Без сомнения, у Камю, как и у некоторых других глашатаев «несчастного сознания» XX века, предостаточно яростного остроумия в развенчании официозной мертвечины, с тупым упорством давящей живую жизнь. Им не занимать искренности, тяги ко всему подлинному, восстающему против выпотрошенных подделок, не ведающему пугливого самооскопления. Все это делает их книги чутким свидетельством изнутри о разочарованиях, утопиях, тупиках рядового обывателя в тисках цивилизации Запада, находящейся на своем историческом излете. Все это побуждает прислушаться к их вовсе не праздному беспокойству по поводу оскудения гражданственности, промотавшей свою душу и полагающей, что она тем успешнее повергает в священный трепет и обеспечивает здоровую нравственность, чем сильнее сотрясает воздух, бряцая затверженными прописями.

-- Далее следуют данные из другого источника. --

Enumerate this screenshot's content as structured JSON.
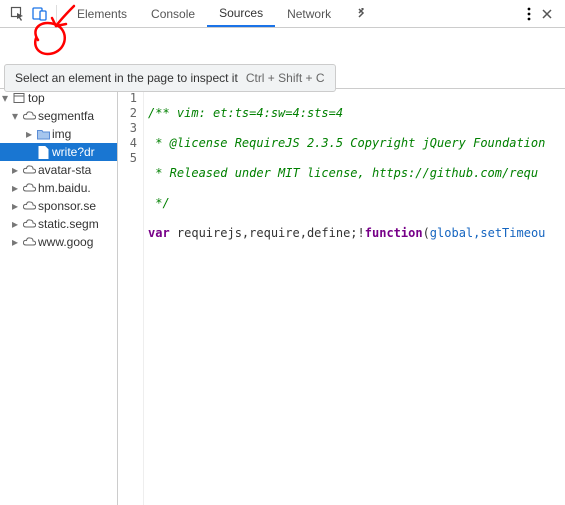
{
  "toolbar": {
    "inspect_tooltip": "Select an element in the page to inspect it",
    "inspect_shortcut": "Ctrl + Shift + C"
  },
  "tabs": {
    "elements": "Elements",
    "console": "Console",
    "sources": "Sources",
    "network": "Network"
  },
  "tree": {
    "top": "top",
    "segmentfault": "segmentfa",
    "img_folder": "img",
    "write_file": "write?dr",
    "avatar": "avatar-sta",
    "hm_baidu": "hm.baidu.",
    "sponsor": "sponsor.se",
    "static_segment": "static.segm",
    "www_google": "www.goog"
  },
  "code": {
    "line_numbers": [
      "1",
      "2",
      "3",
      "4",
      "5"
    ],
    "line1": "/** vim: et:ts=4:sw=4:sts=4",
    "line2": " * @license RequireJS 2.3.5 Copyright jQuery Foundation",
    "line3": " * Released under MIT license, https://github.com/requ",
    "line4": " */",
    "line5_var": "var",
    "line5_names": " requirejs,require,define;",
    "line5_bang": "!",
    "line5_func": "function",
    "line5_paren_open": "(",
    "line5_args": "global,setTimeou",
    "line5_rest": ""
  }
}
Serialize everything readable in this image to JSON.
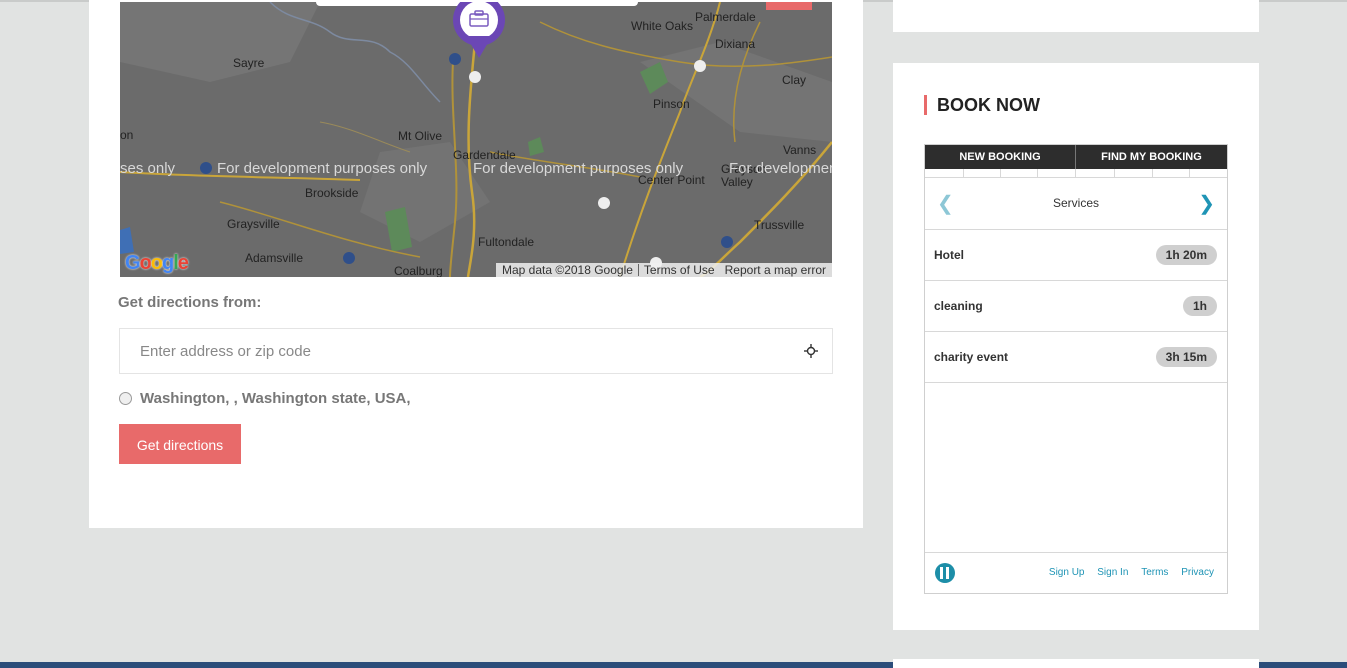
{
  "map": {
    "places": [
      {
        "name": "Palmerdale",
        "id": "palmerdale"
      },
      {
        "name": "White Oaks",
        "id": "white-oaks"
      },
      {
        "name": "Dixiana",
        "id": "dixiana"
      },
      {
        "name": "Sayre",
        "id": "sayre"
      },
      {
        "name": "Clay",
        "id": "clay"
      },
      {
        "name": "Pinson",
        "id": "pinson"
      },
      {
        "name": "Mt Olive",
        "id": "mt-olive"
      },
      {
        "name": "Vanns",
        "id": "vanns"
      },
      {
        "name": "Gardendale",
        "id": "gardendale"
      },
      {
        "name": "Center Point",
        "id": "center-point"
      },
      {
        "name": "Grayson Valley",
        "id": "grayson-valley"
      },
      {
        "name": "Brookside",
        "id": "brookside"
      },
      {
        "name": "Graysville",
        "id": "graysville"
      },
      {
        "name": "Trussville",
        "id": "trussville"
      },
      {
        "name": "Fultondale",
        "id": "fultondale"
      },
      {
        "name": "Adamsville",
        "id": "adamsville"
      },
      {
        "name": "Coalburg",
        "id": "coalburg"
      },
      {
        "name": "on",
        "id": "on"
      }
    ],
    "dev_watermark": "For development purposes only",
    "dev_partial_left": "ses only",
    "dev_partial_right": "For developmen",
    "attribution_data": "Map data ©2018 Google",
    "attribution_terms": "Terms of Use",
    "attribution_report": "Report a map error",
    "logo_letters": [
      "G",
      "o",
      "o",
      "g",
      "l",
      "e"
    ],
    "logo_colors": [
      "#4285f4",
      "#ea4335",
      "#fbbc05",
      "#4285f4",
      "#34a853",
      "#ea4335"
    ],
    "marker_icon": "briefcase-icon",
    "marker_color": "#6b47b5"
  },
  "directions": {
    "label": "Get directions from:",
    "placeholder": "Enter address or zip code",
    "locate_icon": "crosshair-icon",
    "option_label": "Washington, , Washington state, USA,",
    "button_label": "Get directions",
    "accent_color": "#e86a6a"
  },
  "booking": {
    "title": "BOOK NOW",
    "tabs": [
      "NEW BOOKING",
      "FIND MY BOOKING"
    ],
    "services_heading": "Services",
    "services": [
      {
        "name": "Hotel",
        "duration": "1h 20m"
      },
      {
        "name": "cleaning",
        "duration": "1h"
      },
      {
        "name": "charity event",
        "duration": "3h 15m"
      }
    ],
    "footer_links": [
      "Sign Up",
      "Sign In",
      "Terms",
      "Privacy"
    ],
    "link_color": "#1f94b5"
  }
}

Камю помышлял, однако, о гораздо большем, чем просто тревожное свидетельство, сигнал бедствия. Повесть мастерски выстраивалась им как «миф, укорененный в жаркой плоти дней» (I, 1610), как «сокровенный сплав жизни и раздумья о жизни» (I, 1417) – в некотором роде задача для совести и ума, притча, исподволь подводящая к открытию самых простых и самых важных истин бытия и завершаемая ненавязчивым, но очевидным советом не пренебречь откровениями предсмертного часа. Конечно, Мерсо для Камю еще не мудрец, постигший все секреты праведной жизни, но все-таки уже послушник, находящийся в преддверии благодати, – обладатель «правды, правды быть и чувствовать, пусть пока что негативной, однако такой, без которой никакое овладение самим собой и миром вообще невозможно» (II, 1920).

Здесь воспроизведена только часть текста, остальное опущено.